Alexei Starovoitov <alexei.starovoitov@xxxxxxxxx> · Thu, 21 Apr 2022 18:40:30 -0700

On Tue, Apr 19, 2022 at 05:21:40PM -0700, Dave Marchevsky wrote:
> Currently, each local_storage type (sk, inode, task) has a 16-entry
> cache for local_storage data associated with a particular map. A
> local_storage map is assigned a fixed cache_idx when it is allocated.
> When looking in a local_storage for data associated with a map the cache
> entry at cache_idx is the only place the map can appear in cache. If the
> map's data is not in cache it is placed there after a search through the
> cache hlist. When there are >16 local_storage maps allocated for a
> local_storage type multiple maps have same cache_idx and thus may knock
> each other out of cache.
> 
> BPF programs that use local_storage may require fast and consistent
> local storage access. For example, a BPF program using task local
> storage to make scheduling decisions would not be able to tolerate a
> long hlist search for its local_storage as this would negatively affect
> cycles available to applications. Providing a mechanism for such a
> program to ensure that its local_storage_data will always be in cache
> would ensure fast access.
> 
> This series introduces a BPF_LOCAL_STORAGE_FORCE_CACHE flag that can be
> set on sk, inode, and task local_storage maps via map_extras. When a map
> with the FORCE_CACHE flag set is allocated it is assigned an 'exclusive'
> cache slot that it can't be evicted from until the map is free'd. 
> 
> If there are no slots available to exclusively claim, the allocation
> fails.

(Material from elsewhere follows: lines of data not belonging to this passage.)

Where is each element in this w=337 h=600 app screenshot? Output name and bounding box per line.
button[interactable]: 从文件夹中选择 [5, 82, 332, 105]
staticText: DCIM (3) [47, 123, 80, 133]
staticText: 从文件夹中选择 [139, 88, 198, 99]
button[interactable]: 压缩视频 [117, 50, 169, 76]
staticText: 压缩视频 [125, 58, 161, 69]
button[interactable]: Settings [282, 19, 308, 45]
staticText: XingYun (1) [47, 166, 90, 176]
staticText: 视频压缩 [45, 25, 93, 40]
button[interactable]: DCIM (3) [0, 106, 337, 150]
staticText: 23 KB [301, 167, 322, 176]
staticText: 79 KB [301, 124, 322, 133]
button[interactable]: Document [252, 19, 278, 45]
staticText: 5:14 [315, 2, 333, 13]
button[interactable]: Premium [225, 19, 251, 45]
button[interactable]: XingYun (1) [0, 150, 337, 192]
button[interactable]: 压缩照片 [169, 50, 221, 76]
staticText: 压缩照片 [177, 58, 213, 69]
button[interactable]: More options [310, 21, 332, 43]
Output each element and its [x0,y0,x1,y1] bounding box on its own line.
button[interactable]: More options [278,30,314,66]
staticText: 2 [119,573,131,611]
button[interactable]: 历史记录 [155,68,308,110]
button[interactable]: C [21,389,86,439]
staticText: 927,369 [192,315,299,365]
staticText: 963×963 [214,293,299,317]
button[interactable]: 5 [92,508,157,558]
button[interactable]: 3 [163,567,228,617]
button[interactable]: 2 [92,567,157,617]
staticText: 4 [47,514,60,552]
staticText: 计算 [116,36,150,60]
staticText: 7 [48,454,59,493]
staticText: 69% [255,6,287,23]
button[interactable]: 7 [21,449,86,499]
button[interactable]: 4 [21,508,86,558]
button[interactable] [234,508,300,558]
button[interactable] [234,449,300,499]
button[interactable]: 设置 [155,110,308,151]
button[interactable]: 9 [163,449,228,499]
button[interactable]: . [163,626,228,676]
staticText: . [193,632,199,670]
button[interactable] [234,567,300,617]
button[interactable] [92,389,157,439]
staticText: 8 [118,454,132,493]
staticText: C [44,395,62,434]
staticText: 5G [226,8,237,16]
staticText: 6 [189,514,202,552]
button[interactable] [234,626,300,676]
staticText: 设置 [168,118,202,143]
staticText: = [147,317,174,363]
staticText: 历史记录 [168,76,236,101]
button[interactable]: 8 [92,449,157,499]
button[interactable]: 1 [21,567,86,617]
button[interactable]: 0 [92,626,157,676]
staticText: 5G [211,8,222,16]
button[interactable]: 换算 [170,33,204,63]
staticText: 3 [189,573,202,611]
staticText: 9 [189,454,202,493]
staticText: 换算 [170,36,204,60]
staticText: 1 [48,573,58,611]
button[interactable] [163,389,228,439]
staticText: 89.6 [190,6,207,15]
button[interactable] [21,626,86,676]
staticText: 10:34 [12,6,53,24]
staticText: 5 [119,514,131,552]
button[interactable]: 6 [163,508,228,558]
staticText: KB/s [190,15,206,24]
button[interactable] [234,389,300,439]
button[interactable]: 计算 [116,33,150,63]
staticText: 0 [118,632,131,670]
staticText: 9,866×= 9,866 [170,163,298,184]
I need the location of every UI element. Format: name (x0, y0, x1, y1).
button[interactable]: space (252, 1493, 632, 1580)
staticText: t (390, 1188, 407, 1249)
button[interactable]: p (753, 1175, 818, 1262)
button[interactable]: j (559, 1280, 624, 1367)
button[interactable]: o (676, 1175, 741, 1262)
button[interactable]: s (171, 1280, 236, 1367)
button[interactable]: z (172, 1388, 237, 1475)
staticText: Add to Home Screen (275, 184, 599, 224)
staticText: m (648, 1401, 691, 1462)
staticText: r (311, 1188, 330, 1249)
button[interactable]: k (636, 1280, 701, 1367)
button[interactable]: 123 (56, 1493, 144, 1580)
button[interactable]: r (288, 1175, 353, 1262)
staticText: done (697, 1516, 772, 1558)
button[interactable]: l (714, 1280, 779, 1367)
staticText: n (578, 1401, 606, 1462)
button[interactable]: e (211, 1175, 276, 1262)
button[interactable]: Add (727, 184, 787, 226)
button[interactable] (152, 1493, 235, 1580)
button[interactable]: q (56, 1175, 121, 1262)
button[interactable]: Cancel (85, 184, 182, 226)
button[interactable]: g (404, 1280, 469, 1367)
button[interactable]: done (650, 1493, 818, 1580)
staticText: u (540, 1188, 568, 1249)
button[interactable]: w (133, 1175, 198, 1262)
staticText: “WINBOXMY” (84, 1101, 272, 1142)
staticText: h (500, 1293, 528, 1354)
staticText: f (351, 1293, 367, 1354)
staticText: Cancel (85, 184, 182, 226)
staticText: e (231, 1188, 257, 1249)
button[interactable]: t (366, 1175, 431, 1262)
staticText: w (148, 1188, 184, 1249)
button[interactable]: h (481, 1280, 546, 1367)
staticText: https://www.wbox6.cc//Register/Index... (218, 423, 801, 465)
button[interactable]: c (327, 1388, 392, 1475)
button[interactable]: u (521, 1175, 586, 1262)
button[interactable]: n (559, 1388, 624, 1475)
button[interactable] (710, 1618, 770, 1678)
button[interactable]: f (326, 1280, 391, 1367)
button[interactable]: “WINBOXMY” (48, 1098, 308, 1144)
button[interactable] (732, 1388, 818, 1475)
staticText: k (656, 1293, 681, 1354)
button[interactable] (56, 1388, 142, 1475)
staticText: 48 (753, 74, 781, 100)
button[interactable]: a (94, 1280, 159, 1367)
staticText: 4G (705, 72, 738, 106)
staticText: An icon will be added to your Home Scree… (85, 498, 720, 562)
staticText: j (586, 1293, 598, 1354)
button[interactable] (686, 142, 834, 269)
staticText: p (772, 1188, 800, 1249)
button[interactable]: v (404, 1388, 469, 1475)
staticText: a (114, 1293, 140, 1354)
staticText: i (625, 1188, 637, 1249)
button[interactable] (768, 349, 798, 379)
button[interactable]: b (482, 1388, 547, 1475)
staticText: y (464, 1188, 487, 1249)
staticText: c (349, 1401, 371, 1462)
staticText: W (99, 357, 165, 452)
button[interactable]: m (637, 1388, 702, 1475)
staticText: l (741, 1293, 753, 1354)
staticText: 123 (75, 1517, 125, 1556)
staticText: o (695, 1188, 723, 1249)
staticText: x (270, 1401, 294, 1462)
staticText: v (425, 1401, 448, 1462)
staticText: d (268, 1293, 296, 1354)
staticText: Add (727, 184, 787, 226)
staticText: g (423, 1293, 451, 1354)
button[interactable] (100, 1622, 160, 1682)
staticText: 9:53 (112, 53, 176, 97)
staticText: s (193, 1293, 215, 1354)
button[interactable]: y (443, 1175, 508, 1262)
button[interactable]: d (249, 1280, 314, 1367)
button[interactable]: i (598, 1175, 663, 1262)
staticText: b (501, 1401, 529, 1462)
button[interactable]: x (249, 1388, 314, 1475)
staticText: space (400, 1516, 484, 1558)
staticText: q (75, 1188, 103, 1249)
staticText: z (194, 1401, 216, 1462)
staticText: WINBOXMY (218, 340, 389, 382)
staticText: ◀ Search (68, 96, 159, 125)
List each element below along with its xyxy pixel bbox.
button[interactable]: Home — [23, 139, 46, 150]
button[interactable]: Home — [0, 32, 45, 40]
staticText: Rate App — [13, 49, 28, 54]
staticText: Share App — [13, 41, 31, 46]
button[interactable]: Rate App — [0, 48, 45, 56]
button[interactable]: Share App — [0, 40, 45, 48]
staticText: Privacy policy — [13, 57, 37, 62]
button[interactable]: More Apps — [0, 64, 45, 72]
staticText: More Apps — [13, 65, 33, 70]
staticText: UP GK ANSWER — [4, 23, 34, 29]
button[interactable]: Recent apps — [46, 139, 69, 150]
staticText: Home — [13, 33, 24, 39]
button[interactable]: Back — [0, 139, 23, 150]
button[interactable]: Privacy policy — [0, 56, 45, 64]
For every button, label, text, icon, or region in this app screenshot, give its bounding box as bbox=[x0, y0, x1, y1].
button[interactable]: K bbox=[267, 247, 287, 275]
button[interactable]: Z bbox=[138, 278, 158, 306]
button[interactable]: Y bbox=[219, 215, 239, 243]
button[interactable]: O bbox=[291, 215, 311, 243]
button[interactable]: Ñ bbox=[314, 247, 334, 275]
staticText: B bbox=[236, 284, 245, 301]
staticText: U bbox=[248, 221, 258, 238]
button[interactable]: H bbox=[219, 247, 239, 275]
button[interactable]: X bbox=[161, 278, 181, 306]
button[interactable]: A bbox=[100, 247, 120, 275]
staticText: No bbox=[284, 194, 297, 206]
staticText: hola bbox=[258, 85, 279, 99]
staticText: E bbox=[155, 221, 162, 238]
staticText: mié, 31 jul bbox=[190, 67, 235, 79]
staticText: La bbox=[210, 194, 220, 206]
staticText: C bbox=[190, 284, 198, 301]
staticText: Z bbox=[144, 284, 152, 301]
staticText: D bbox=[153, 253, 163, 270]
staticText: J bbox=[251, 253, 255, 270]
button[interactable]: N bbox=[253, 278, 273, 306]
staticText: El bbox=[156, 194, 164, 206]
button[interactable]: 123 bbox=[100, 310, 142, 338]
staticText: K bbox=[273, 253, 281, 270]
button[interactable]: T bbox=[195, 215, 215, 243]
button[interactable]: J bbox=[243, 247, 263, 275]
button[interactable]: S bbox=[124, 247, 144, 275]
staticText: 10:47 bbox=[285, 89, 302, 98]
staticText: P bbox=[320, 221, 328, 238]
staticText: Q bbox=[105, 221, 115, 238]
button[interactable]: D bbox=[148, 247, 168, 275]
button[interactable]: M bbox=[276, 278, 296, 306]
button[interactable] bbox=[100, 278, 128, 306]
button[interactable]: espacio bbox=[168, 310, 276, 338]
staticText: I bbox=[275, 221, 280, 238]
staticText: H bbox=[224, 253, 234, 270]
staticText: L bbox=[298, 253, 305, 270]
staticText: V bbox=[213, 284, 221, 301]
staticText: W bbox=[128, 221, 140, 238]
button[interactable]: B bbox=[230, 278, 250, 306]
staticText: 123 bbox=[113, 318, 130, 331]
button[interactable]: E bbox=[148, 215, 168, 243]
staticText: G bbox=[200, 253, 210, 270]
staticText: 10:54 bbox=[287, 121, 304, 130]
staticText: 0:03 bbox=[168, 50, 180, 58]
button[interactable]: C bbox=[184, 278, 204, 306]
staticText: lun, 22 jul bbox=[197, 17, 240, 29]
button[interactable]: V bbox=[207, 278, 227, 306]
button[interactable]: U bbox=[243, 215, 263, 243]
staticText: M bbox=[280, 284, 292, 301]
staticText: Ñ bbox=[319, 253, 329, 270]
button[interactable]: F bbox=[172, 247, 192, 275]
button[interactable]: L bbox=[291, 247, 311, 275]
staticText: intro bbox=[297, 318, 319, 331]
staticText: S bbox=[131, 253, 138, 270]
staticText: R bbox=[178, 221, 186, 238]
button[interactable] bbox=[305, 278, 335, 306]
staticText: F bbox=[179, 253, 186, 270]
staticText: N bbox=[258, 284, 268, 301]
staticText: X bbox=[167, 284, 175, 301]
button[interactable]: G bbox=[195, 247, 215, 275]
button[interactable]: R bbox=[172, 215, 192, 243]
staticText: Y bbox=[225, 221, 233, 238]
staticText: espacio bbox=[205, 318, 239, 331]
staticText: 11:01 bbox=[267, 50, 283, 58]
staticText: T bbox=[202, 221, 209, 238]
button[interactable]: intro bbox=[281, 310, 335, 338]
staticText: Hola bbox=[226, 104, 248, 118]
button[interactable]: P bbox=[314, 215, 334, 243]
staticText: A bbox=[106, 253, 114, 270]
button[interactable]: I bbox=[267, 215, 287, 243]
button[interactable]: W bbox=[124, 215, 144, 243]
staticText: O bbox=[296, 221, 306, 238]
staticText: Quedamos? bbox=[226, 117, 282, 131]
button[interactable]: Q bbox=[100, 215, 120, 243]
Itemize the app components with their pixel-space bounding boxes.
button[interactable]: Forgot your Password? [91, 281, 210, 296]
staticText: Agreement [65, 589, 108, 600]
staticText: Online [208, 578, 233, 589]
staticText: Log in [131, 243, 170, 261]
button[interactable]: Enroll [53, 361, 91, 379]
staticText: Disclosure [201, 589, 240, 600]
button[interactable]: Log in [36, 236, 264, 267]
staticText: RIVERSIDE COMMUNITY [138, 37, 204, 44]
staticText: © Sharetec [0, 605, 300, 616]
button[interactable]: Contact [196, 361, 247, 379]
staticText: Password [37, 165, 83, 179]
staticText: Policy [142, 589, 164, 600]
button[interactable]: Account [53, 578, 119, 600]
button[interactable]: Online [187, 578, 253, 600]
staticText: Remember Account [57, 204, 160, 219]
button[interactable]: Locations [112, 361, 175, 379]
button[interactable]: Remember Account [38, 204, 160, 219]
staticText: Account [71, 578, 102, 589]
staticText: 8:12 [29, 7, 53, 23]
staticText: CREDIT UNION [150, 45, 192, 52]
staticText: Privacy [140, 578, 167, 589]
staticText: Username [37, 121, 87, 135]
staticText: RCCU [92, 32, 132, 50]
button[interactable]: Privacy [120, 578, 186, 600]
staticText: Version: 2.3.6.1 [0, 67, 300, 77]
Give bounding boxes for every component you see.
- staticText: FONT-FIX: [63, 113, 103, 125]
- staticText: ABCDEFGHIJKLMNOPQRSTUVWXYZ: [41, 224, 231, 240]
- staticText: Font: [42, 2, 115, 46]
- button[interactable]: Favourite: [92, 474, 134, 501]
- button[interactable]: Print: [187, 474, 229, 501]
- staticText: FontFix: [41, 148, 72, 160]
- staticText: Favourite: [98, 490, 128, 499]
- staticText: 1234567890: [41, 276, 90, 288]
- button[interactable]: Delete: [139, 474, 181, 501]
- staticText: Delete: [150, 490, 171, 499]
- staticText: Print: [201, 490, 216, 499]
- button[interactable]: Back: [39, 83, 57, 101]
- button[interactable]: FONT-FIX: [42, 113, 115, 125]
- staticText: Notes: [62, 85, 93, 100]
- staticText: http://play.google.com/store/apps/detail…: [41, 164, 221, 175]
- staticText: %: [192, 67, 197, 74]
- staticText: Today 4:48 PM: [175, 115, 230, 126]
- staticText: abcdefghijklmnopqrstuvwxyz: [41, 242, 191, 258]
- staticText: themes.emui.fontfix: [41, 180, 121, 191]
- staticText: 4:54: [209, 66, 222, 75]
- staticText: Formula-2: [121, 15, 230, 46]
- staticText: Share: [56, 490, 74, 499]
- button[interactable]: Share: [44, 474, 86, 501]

BPF programs are expected to use BPF_LOCAL_STORAGE_FORCE_CACHE
> only if their data _must_ be in cache.

I'm afraid new uapi flag doesn't solve this problem.
Sooner or later every bpf program would deem itself "important" and
performance critical. All of them will be using FORCE_CACHE flag
and we will back to the same situation.

Also please share the performance data that shows more than 16 programs
that use local storage at the same time and existing simple cache
replacing logic is not enough.
For any kind link list walking to become an issue there gotta be at
least 17 progs. Two progs should pick up the same cache_idx and
run interleaved to evict each other. 
It feels like unlikely scenario, so real data would be good to see.
If it really an issue we might need a different caching logic.
Like instead of single link list per local storage we might
have 16 link lists. cache_idx can point to a slot.
If it's not 1st it will be a 2nd in much shorter link list.
With 16 slots the link lists will have 2 elements until 32 bpf progs
are using local storage.
We can get rid of cache too and replace with mini hash table of N
elements where map_id would be an index into a hash table.
All sorts of other algorithms are possible.
In any case the bpf user shouldn't be telling the kernel about
"importance" of its program. If program is indeed executing a lot
the kernel should be caching/accelerating it where it can.